4. De bepalingen van dit artikel zijn niet van toepassing op de betrekkingen in overheidsdienst.
Uitleg in duidelijke taal
1. Het verkeer van werknemers binnen de Unie is vrij.
Dit betekent letterlijk dat werknemers zich vrij mogen verplaatsen binnen de Europese Unie.
2. Dit houdt de afschaffing in van elke discriminatie op grond van de nationaliteit tussen de werknemers der lidstaten, wat betreft de werkgelegenheid, de beloning en de overige arbeidsvoorwaarden.
Dit betekent dat elke vorm van discriminatie gebaseerd op nationaliteit tussen werknemers van de lidstaten wordt afgeschaft. Dit geldt voor werkgelegenheid, beloning en alle andere arbeidsvoorwaarden.
3. Het houdt behoudens de uit hoofde van openbare orde, openbare veiligheid en volksgezondheid gerechtvaardigde beperkingen het recht in om,
Dit recht omvat, met uitzondering van beperkingen die gerechtvaardigd zijn op grond van openbare orde, openbare veiligheid en volksgezondheid, het volgende:
a. in te gaan op een feitelijk aanbod tot tewerkstelling;
Het recht om een daadwerkelijk aanbod voor werk te accepteren.
b. zich te dien einde vrij te verplaatsen binnen het grondgebied der lidstaten;
Het recht om zich voor dat doel (tewerkstelling) vrij te bewegen binnen de grenzen van de lidstaten.
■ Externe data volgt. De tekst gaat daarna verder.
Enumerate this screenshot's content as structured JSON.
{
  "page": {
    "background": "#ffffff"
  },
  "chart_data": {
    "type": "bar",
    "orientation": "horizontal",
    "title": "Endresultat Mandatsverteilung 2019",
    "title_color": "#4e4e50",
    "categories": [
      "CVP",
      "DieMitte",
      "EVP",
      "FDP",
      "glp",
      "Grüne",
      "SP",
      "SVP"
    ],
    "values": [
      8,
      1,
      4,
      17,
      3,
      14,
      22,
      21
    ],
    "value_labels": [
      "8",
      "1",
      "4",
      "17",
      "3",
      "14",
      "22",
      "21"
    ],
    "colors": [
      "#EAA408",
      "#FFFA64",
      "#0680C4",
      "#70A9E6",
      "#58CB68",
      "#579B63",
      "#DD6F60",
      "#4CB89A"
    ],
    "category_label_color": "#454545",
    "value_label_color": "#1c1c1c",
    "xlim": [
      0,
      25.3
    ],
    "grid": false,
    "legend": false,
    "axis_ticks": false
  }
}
c. in een der lidstaten te verblijven teneinde daar een beroep uit te oefenen overeenkomstig de wettelijke en bestuursrechtelijke bepalingen welke voor de tewerkstelling van nationale werknemers gelden;
Het recht om in een van de lidstaten te wonen om daar een beroep uit te oefenen, volgens de wetten en regels die ook gelden voor de tewerkstelling van de eigen burgers van die lidstaat.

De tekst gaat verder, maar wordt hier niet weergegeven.